[llvm-commits] [cfe-commits] [PATCH] Add llvm.fmuladd intrinsic.

Duncan Sands baldrick at free.fr
Sat Jun 2 01:11:15 PDT 2012


Hi John,

On 02/06/12 01:32, John McCall wrote:
> On Jun 1, 2012, at 11:28 AM, Douglas Gregor wrote:
>> On May 31, 2012, at 7:51 PM, Lang Hames <lhames at gmail.com
>> <mailto:lhames at gmail.com>> wrote:
>>> Yep - I'm not sure what to do about that. At the moment all we have in the
>>> way of defaults is the language options DefaultFPContract value. Perhaps it's
>>> reasonable to have a per-target DefaultFPContract value that can override the
>>> language default. When it comes to explicitly referencing the pragma I'm not
>>> sure what the best way to handle that is - As I understand it we won't know
>>> how many functions it applies to (and thus whether it's a good candidate as a
>>> global default) until we've already parsed them.
>>
>> I think it's completely reasonable to have the target provide the default, and
>> only add the FPContract attribute to the AST if it is either (a) specified
>> directly by the user, or (b) under control of a #pragma that provides a value
>> that is not the default for that target.
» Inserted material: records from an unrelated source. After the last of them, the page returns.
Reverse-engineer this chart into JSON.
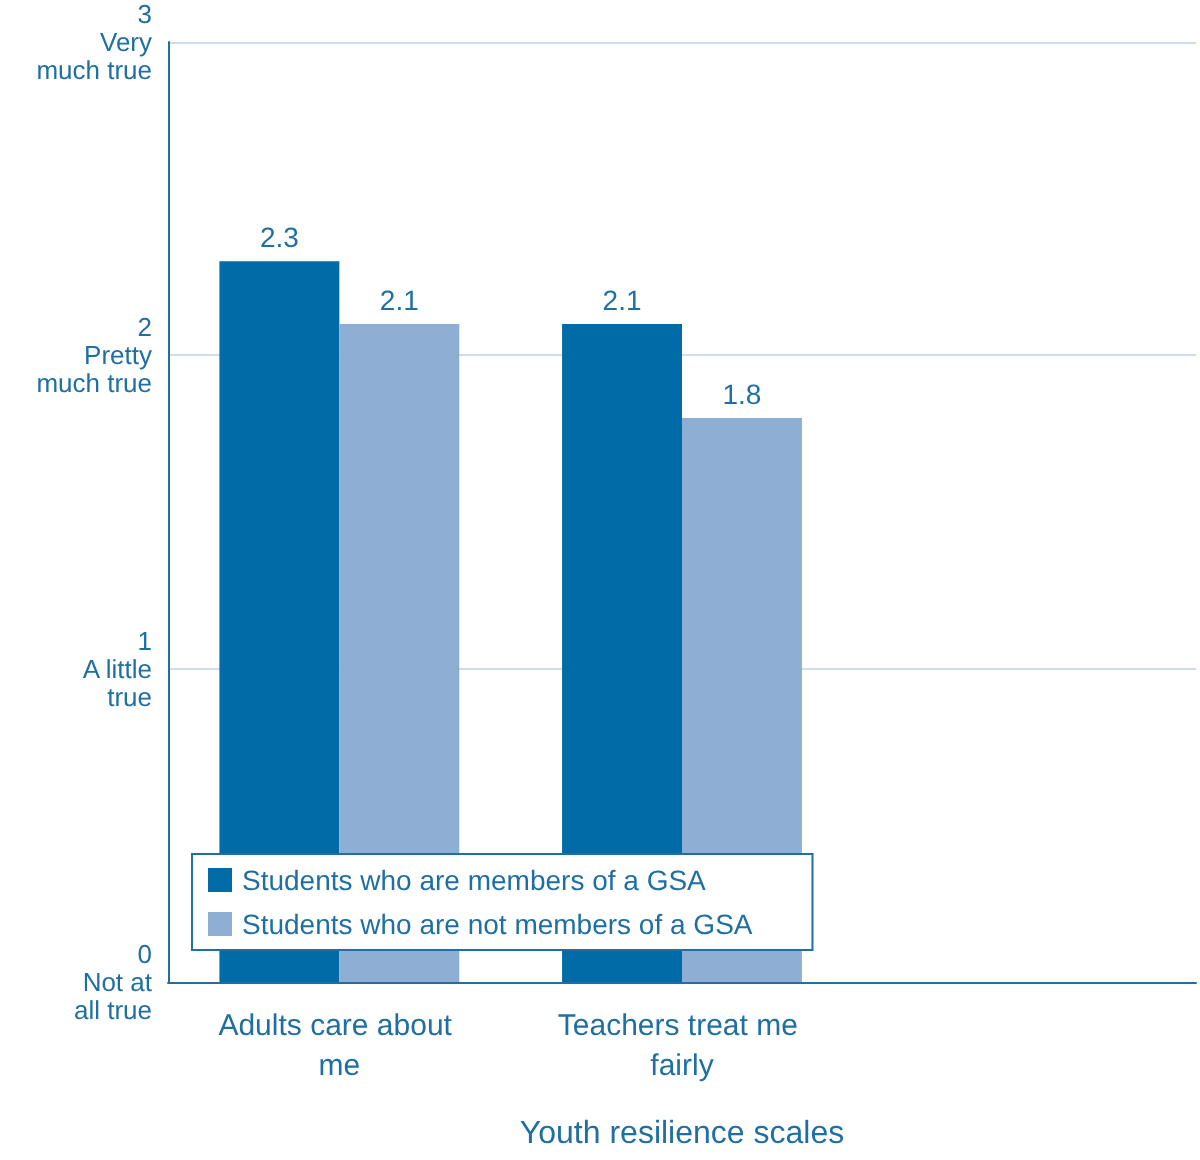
{
  "chart_data": {
    "type": "bar",
    "xlabel": "Youth resilience scales",
    "categories": [
      "Adults care about me",
      "Teachers treat me fairly",
      null
    ],
    "series": [
      {
        "name": "Students who are members of a GSA",
        "color": "#006ba6",
        "values": [
          2.3,
          2.1,
          null
        ]
      },
      {
        "name": "Students who are not members of a GSA",
        "color": "#8eaed3",
        "values": [
          2.1,
          1.8,
          null
        ]
      }
    ],
    "ylim": [
      0,
      3
    ],
    "yticks": [
      {
        "value": 0,
        "label": "0\nNot at\nall true"
      },
      {
        "value": 1,
        "label": "1\nA little\ntrue"
      },
      {
        "value": 2,
        "label": "2\nPretty\nmuch true"
      },
      {
        "value": 3,
        "label": "3\nVery\nmuch true"
      }
    ],
    "grid": "y",
    "legend": "bottom left",
    "data_labels": true
  }
}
The accessor for "get the effective
>> FPContract value" will then check for the attribute and, if not present,
>> return the target's default.
>>
>> I think this gives us what we want---per-target control, low memory usage in
>> the common case, and a clean way to fit it into the AST.
>
> To keep the list informed: I'd missed that this pragma was a C feature that we
> hadn't been supporting. Given that, we really should design our AST to support
> the actual language feature, which includes lexically scoping the pragma. We
> should also support applying these semantics to expressions at global scope;
> that's not possible in C (because floating-point expressions can't be constant
> expressions), but it is in C++ (because C++11 constant expressions are much
> broader than C's and, more importantly, because C++ permits non-constant
> initializers). Both of these strongly suggest remembering this as a bit on
> UnaryOperator and BinaryOperator, to be set at parse-time and preserved through
> all transformations.

I have a plan to attach various fast-math permissions to floating point
operations by enhancing fpmath metadata.  Maybe this info (whatever it is [*])
should go there too?

Ciao, Duncan.

[*] I haven't been following the thread.